World's largest asset manager sees `no Goldilocks scenario ahead' as central banks grapple with inflation and growth

The research arm of BlackRock Inc., the world’s largest asset manager, is dashing any hope for a perfect economic outcome in the U.S. as more than two decades of relative stability ends and central banks worldwide grapple with higher inflation and lower growth.

In a phone call with reporters on Monday, Jean Boivin, head of the BlackRock Investment Institute, said that “there’s no Goldilocks scenario ahead of us,” “the Great Moderation is over,” and the implications for investors are that they’ll need to become more nimble and dynamic with their allocation choices.
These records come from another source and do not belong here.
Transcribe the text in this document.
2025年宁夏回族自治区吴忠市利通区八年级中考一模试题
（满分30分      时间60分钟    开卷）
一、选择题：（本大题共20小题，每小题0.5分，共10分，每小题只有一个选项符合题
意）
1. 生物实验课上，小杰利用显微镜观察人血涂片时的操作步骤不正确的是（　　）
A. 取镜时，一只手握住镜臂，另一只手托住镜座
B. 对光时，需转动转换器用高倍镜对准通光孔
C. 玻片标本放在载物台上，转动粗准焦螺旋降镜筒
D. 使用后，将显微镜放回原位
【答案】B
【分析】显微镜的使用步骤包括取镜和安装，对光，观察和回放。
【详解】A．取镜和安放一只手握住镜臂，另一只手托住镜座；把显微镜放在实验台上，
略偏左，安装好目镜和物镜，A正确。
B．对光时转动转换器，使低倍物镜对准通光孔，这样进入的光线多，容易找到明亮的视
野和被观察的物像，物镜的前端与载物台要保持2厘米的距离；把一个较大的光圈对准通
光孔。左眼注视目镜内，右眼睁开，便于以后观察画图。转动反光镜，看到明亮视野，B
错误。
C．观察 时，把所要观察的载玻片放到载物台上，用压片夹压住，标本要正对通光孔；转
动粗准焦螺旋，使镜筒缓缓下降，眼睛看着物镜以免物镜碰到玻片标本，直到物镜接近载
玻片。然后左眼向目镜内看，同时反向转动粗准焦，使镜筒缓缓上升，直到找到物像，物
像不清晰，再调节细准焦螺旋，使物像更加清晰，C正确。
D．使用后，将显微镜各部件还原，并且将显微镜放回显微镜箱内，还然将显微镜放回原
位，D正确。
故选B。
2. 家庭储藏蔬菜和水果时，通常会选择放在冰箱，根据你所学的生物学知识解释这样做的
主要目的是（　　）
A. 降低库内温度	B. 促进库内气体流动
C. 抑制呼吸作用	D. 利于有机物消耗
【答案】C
As investors continue to debate the prospects of a recession in the U.S., concerns about the global economy flared over the weekend as parts of China imposed COVID-related restrictions again as the result of a new subvariant. Meanwhile, the next major update on U.S. inflation arrives on Wednesday, with forecasters expecting an 8.8% annual headline CPI rate. As of Monday morning, all three major U.S. indexes
SPX,
-0.95%

DJIA,
-0.31%

COMP,
-1.85%

were lower and investors flocked to the safety of U.S. government bonds, pushing the 10-year Treasury yield
TMUBMUSD10Y,
2.990%

below 3%.

The current environment “will not be suitable for stable asset allocation,” Boivin told reporters as part of BlackRock Investment Institute’s midyear outlook. The period between the mid-1980s and early 2000s known as the Great Moderation, which was marked by low inflation and volatility, “is over,” he said.

New York-based BlackRock managed $9.57 trillion as of the first quarter. Its investment institute produces the closest thing that the firm has to an in-house view.

Alex Brazier, deputy head of the BlackRock Investment Institute, told reporters that central banks will likely be forced to live with higher inflation. Meanwhile, the institute and others at BlackRock recommended bracing for volatility by being underweight on developed-market equities and overweight on global credit, as well as allocating toward short-term inflation-linked bonds.